CS 231N Lecture 3: Loss Functions and Optimization

Administrative Notes

Assignment 1: Released, due Thursday, April 20th at 11:59 p.m.
- Link available on the course website.
- Due date adjusted to allow a full two weeks for completion.
- Submit final zip file on Canvas.
Piazza: Check for administrative updates and example project ideas.
- Example project ideas posted; contact mentors directly.
Office Hours: Posted on the course website as a Google calendar.
Google Cloud Credits: Each student can receive an additional $100 credit for use in assignments and projects. Instructions will be sent out.

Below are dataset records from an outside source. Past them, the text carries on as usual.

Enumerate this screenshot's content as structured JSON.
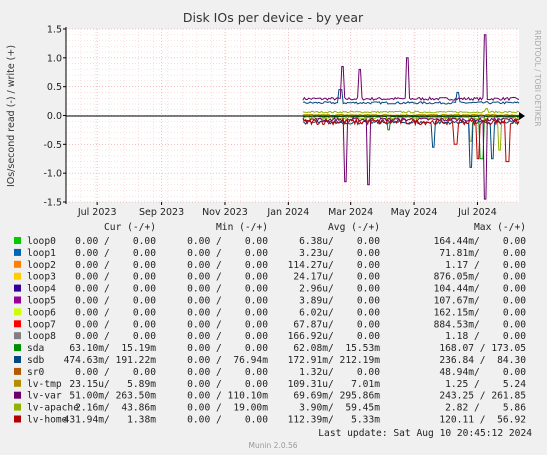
{
  "chart_data": {
    "type": "line",
    "title": "Disk IOs per device - by year",
    "ylabel": "IOs/second read (-) / write (+)",
    "ylim": [
      -1.5,
      1.5
    ],
    "yticks": [
      "1.5",
      "1.0",
      "0.5",
      "0.0",
      "-0.5",
      "-1.0",
      "-1.5"
    ],
    "ytick_values": [
      1.5,
      1.0,
      0.5,
      0.0,
      -0.5,
      -1.0,
      -1.5
    ],
    "xlim": [
      "2023-06-01",
      "2024-08-10"
    ],
    "xticks": [
      {
        "label": "Jul 2023",
        "date": "2023-07-01"
      },
      {
        "label": "Sep 2023",
        "date": "2023-09-01"
      },
      {
        "label": "Nov 2023",
        "date": "2023-11-01"
      },
      {
        "label": "Jan 2024",
        "date": "2024-01-01"
      },
      {
        "label": "Mar 2024",
        "date": "2024-03-01"
      },
      {
        "label": "May 2024",
        "date": "2024-05-01"
      },
      {
        "label": "Jul 2024",
        "date": "2024-07-01"
      }
    ],
    "grid": true,
    "side_text": "RRDTOOL / TOBI OETIKER",
    "legend_header": {
      "cur": "Cur (-/+)",
      "min": "Min (-/+)",
      "avg": "Avg (-/+)",
      "max": "Max (-/+)"
    },
    "series": [
      {
        "name": "loop0",
        "color": "#00cc00",
        "cur": "0.00 /    0.00",
        "min": "0.00 /    0.00",
        "avg": "6.38u/    0.00",
        "max": "164.44m/    0.00"
      },
      {
        "name": "loop1",
        "color": "#0066b3",
        "cur": "0.00 /    0.00",
        "min": "0.00 /    0.00",
        "avg": "3.23u/    0.00",
        "max": "71.81m/    0.00"
      },
      {
        "name": "loop2",
        "color": "#ff8000",
        "cur": "0.00 /    0.00",
        "min": "0.00 /    0.00",
        "avg": "114.27u/    0.00",
        "max": "1.17 /    0.00"
      },
      {
        "name": "loop3",
        "color": "#ffcc00",
        "cur": "0.00 /    0.00",
        "min": "0.00 /    0.00",
        "avg": "24.17u/    0.00",
        "max": "876.05m/    0.00"
      },
      {
        "name": "loop4",
        "color": "#330099",
        "cur": "0.00 /    0.00",
        "min": "0.00 /    0.00",
        "avg": "2.96u/    0.00",
        "max": "104.44m/    0.00"
      },
      {
        "name": "loop5",
        "color": "#990099",
        "cur": "0.00 /    0.00",
        "min": "0.00 /    0.00",
        "avg": "3.89u/    0.00",
        "max": "107.67m/    0.00"
      },
      {
        "name": "loop6",
        "color": "#ccff00",
        "cur": "0.00 /    0.00",
        "min": "0.00 /    0.00",
        "avg": "6.02u/    0.00",
        "max": "162.15m/    0.00"
      },
      {
        "name": "loop7",
        "color": "#ff0000",
        "cur": "0.00 /    0.00",
        "min": "0.00 /    0.00",
        "avg": "67.87u/    0.00",
        "max": "884.53m/    0.00"
      },
      {
        "name": "loop8",
        "color": "#808080",
        "cur": "0.00 /    0.00",
        "min": "0.00 /    0.00",
        "avg": "166.92u/    0.00",
        "max": "1.18 /    0.00"
      },
      {
        "name": "sda",
        "color": "#008f00",
        "cur": "63.10m/  15.19m",
        "min": "0.00 /    0.00",
        "avg": "62.08m/  15.53m",
        "max": "168.07 / 173.05"
      },
      {
        "name": "sdb",
        "color": "#00487d",
        "cur": "474.63m/ 191.22m",
        "min": "0.00 /  76.94m",
        "avg": "172.91m/ 212.19m",
        "max": "236.84 /  84.30"
      },
      {
        "name": "sr0",
        "color": "#b35a00",
        "cur": "0.00 /    0.00",
        "min": "0.00 /    0.00",
        "avg": "1.32u/    0.00",
        "max": "48.94m/    0.00"
      },
      {
        "name": "lv-tmp",
        "color": "#b38f00",
        "cur": "23.15u/   5.89m",
        "min": "0.00 /    0.00",
        "avg": "109.31u/   7.01m",
        "max": "1.25 /    5.24"
      },
      {
        "name": "lv-var",
        "color": "#6b006b",
        "cur": "51.00m/ 263.50m",
        "min": "0.00 / 110.10m",
        "avg": "69.69m/ 295.86m",
        "max": "243.25 / 261.85"
      },
      {
        "name": "lv-apache",
        "color": "#8fb300",
        "cur": "2.16m/  43.86m",
        "min": "0.00 /  19.00m",
        "avg": "3.90m/  59.45m",
        "max": "2.82 /    5.86"
      },
      {
        "name": "lv-home",
        "color": "#b30000",
        "cur": "431.94m/   1.38m",
        "min": "0.00 /    0.00",
        "avg": "112.39m/   5.33m",
        "max": "120.11 /  56.92"
      }
    ],
    "last_update": "Last update: Sat Aug 10 20:45:12 2024",
    "footer": "Munin 2.0.56"
  }
}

Data-Driven Approach: Challenges in image classification.
k-Nearest Neighbor Classifier: Introduction to data-driven mindset.
Linear Classification: Learning templates per class, utilizing parameter matrix W.
Image Classification Problem: Stretching out images into vectors, using the linear classifier.
Hyperparameters and Cross Validation: Strategies discussed.

Multi-Class SVM Loss:
- Formulation: Compare score of the correct category and incorrect categories.
- Example: Sum of margins of incorrect categories minus correct class plus margin of 1.
- Min/Max Loss: Min is 0, Max is infinity.
- Initial Loss: Usually, C-1 (number of classes minus one) if all scores are zero.
- Regularization: Incorporate L2, L1, or other regularization to avoid overfitting.
Softmax/Multinomial Logistic Regression Loss:
- Formulation: Probabilistic interpretation, scores transformed via softmax.
- Loss: Negative log probability of the true class.
- Min/Max Loss: Min is theoretically 0, Max is infinity.

Gradient Descent: Basic algorithm for minimizing the loss function by iterative updates.
- Stochastic Gradient Descent: Using a minibatch of data for more efficient updates.
- Learning Rate: Crucial hyperparameter.
- Advanced Techniques: Variants like momentum and Adam optimizer enhance performance.

Numerical Gradients: Use for debugging and verifying analytic gradients.
Interactive Demos: Tools available to visualize and comprehend the optimization process better.

Pre-Deep Learning: Manual feature extraction stages were common.
- Color Histograms: Counting colors in an image.
- Histogram of Oriented Gradients (HOG): Capturing edge directions in an image.
- Bag of Words: Inspired by NLP, used for visual words in an image.

Dive deeper into neural networks, feature extraction learned from data, and backpropagation.